L'enfance blessée, battue, violée - l'enfance nue en somme -, David Depesseville la filme aujourd'hui, à la suite de Maurice Pialat, Sandrine Veysset, Jean-Claude Brisseau, Bruno Dumont, dont les premiers films ont tout de suite touché à l'irréparable et à l'abandon. Cet aujourd'hui est très curieux, le film semble vieux, pourtant il y a un téléphone portable et un cinéma qui programme Pénélope mon amour de Claire Doyon sorti l'année dernière. On pourrait douter de l'époque dépeinte, mais pas parce que le film est passéiste : simplement parce que le pays est vieux, la région reculée, et la famille à l'abri des regards. La violence et le manque d'amour n'ont pas d'âge. Et ils s'exercent en territoire clos, que seul l'argent pénètre (le prof de sport demande le chèque pour payer la licence, la mère de famille baisse la tête, promet et s'en va, rappelée à l'ordre, au seul ordre possible).

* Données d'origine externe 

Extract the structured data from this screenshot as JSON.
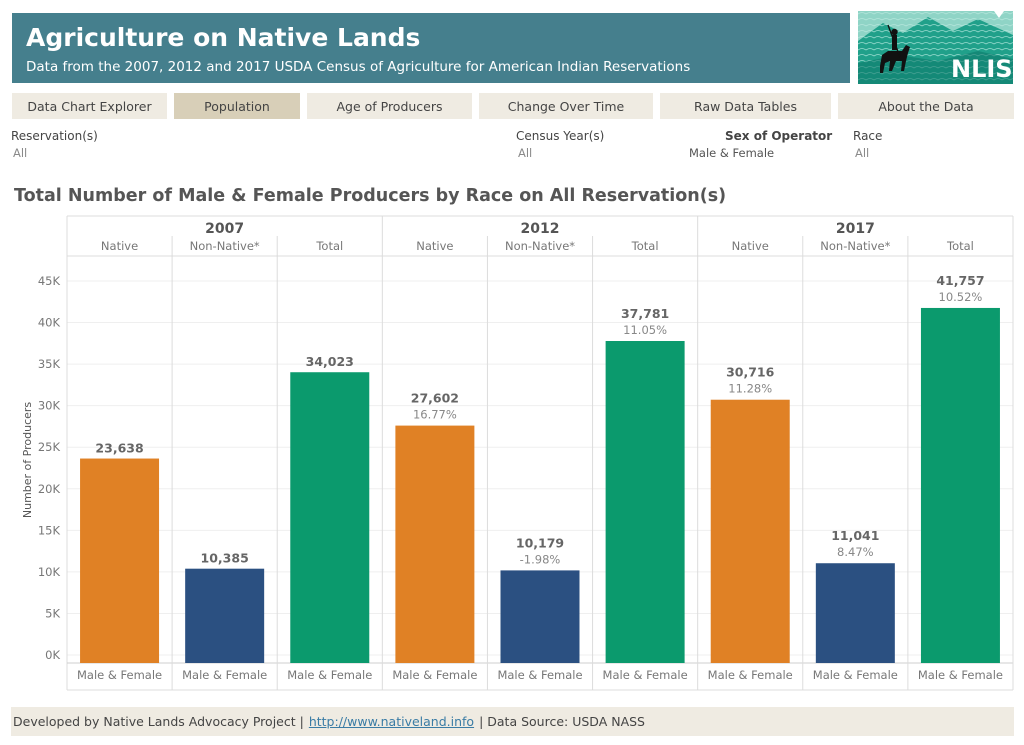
{
  "header": {
    "title": "Agriculture on Native Lands",
    "subtitle": "Data from the 2007, 2012 and 2017 USDA Census of Agriculture for American Indian Reservations",
    "logo_text": "NLIS"
  },
  "tabs": [
    {
      "label": "Data Chart Explorer",
      "active": false
    },
    {
      "label": "Population",
      "active": true
    },
    {
      "label": "Age of Producers",
      "active": false
    },
    {
      "label": "Change Over Time",
      "active": false
    },
    {
      "label": "Raw Data Tables",
      "active": false
    },
    {
      "label": "About the Data",
      "active": false
    }
  ],
  "filters": {
    "reservation": {
      "label": "Reservation(s)",
      "value": "All"
    },
    "census_year": {
      "label": "Census Year(s)",
      "value": "All"
    },
    "sex": {
      "label": "Sex of Operator",
      "value": "Male & Female"
    },
    "race": {
      "label": "Race",
      "value": "All"
    }
  },
  "chart_title": "Total Number of Male &  Female Producers by Race on All Reservation(s)",
  "chart_data": {
    "type": "bar",
    "ylabel": "Number of Producers",
    "ylim": [
      0,
      47000
    ],
    "yticks": [
      "0K",
      "5K",
      "10K",
      "15K",
      "20K",
      "25K",
      "30K",
      "35K",
      "40K",
      "45K"
    ],
    "grid": true,
    "sex_label": "Male &  Female",
    "years": [
      "2007",
      "2012",
      "2017"
    ],
    "groups": [
      "Native",
      "Non-Native*",
      "Total"
    ],
    "colors": {
      "Native": "#e08125",
      "Non-Native*": "#2b5081",
      "Total": "#0b9a6d"
    },
    "bars": [
      {
        "year": "2007",
        "group": "Native",
        "value": 23638,
        "label": "23,638",
        "pct": ""
      },
      {
        "year": "2007",
        "group": "Non-Native*",
        "value": 10385,
        "label": "10,385",
        "pct": ""
      },
      {
        "year": "2007",
        "group": "Total",
        "value": 34023,
        "label": "34,023",
        "pct": ""
      },
      {
        "year": "2012",
        "group": "Native",
        "value": 27602,
        "label": "27,602",
        "pct": "16.77%"
      },
      {
        "year": "2012",
        "group": "Non-Native*",
        "value": 10179,
        "label": "10,179",
        "pct": "-1.98%"
      },
      {
        "year": "2012",
        "group": "Total",
        "value": 37781,
        "label": "37,781",
        "pct": "11.05%"
      },
      {
        "year": "2017",
        "group": "Native",
        "value": 30716,
        "label": "30,716",
        "pct": "11.28%"
      },
      {
        "year": "2017",
        "group": "Non-Native*",
        "value": 11041,
        "label": "11,041",
        "pct": "8.47%"
      },
      {
        "year": "2017",
        "group": "Total",
        "value": 41757,
        "label": "41,757",
        "pct": "10.52%"
      }
    ]
  },
  "footer": {
    "prefix": "Developed by Native Lands Advocacy Project |",
    "link": "http://www.nativeland.info",
    "suffix": "| Data Source: USDA NASS"
  }
}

C'est un film merveilleux, hors du commun. Un garçon est placé dans une famille d'accueil, et il en voit tout de suite tous les rouages de violence et d'inceste. Pourtant il doit et veut rester. Alors il tente de tenir, de se faire accepter et d'échapper au pire. La mise en scène est tendue mais pas sèche. Au contraire, la clairvoyance du garçon donne lieu à des images hallucinatoires, comme quand on ne veut pas admettre une vérité pourtant sous nos yeux. La réalité est là, mais l'esprit aussi, et la façon dont l'esprit retravaille la réalité. Ce qui donne lieu, parfois, à des plans totalement inattendus, comme celui où le garçon, passant le portail de la maison de la jeune fille et découvrant son jardin, est accompagné par un mouvement de caméra qui s'arrête sur une fleur rouge vif. Ou comme les dix dernières minutes, soudain baignées de musique, où l'on revoit tout ce que le film a montré, avec la déformation du souvenir, de la peur et du traumatisme.

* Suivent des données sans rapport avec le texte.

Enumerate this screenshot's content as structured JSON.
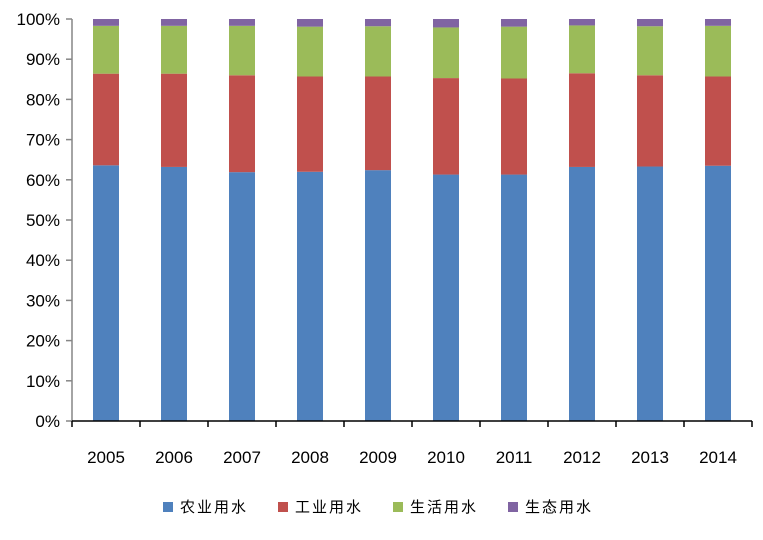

La tension, immédiate, naît du regard qui ne se contente pas de créer une atmosphère ou de donner des impressions. Le film est fait de détails et de trous, comme si nous étions déjà dans une mémoire tentant de reconstituer son histoire (ou bien de la brouiller pour la supporter). Quand on voit le personnage de Luc, tout est dit dès la première image : il s'avance vers les enfants, le t-shirt relevé bien au-dessus du ventre pour transporter les fruits rouges qu'il vient de cueillir, innocent et pervers dans le même élan, amical et menaçant. Les scènes sont écrites et pensées de telle sorte qu'elles génèrent toujours beaucoup d'ambivalence, sans interdire le sens (il ne s'agit pas de ne rien penser, mais de penser avec le trop, avec tout ce qui vient et qu'on ne peut pas nier). Ainsi la mère adoptive dit-elle à plusieurs reprises qu'elle doit garder l'enfant parce que la famille a besoin de l'argent qu'il lui rapporte, mais ce n'est qu'une phrase. Il y a peut-être entre elle et ce garçon un peu plus qu'un rapport économique. Et pourtant ce rapport est une réalité. Est-ce que l'argent empêche l'amour de se déployer (un amour désintéressé, idéal, tel qu'on pourrait l'espérer), ou bien est-ce qu'il en est la condition et à sa façon le permet ? De même, quand l'enfant offre à la mère adoptive une coupelle sur laquelle est écrit "je t'aime maman", c'est sans doute un geste sincère, mais animé d'une intention aussi, celle de sceller un lien, d'exprimer un besoin, et de se préserver d'un autre placement. Enfin, on peut se demander si la mère n'a pas laissé l'enfant intégrer la famille pour voir (à sa place) ce que son frère inflige à son aîné. L'enfant adopté est aimé comme témoin, et repoussé comme tel également. Quand il en chie (littéralement), on veut le renvoyer. Mais on ne le renvoie jamais. On veut surtout qu'il en chie.
Il y a des enfances héroïques, sur lesquelles on essaie de plaquer des discours, qui aident, certes, à bien des égards, mais qu'un grand film comme Astrakan parvient à saisir autrement, et qui donne la mesure de la vitalité qu'il faut pour traverser une telle injustice et s'en sortir quand même. Le cinéaste semble accompagner son personnage dans l'effort surnaturel qu'il fournit pour vivre malgré tout. C'est ce qui rend le film si puissant.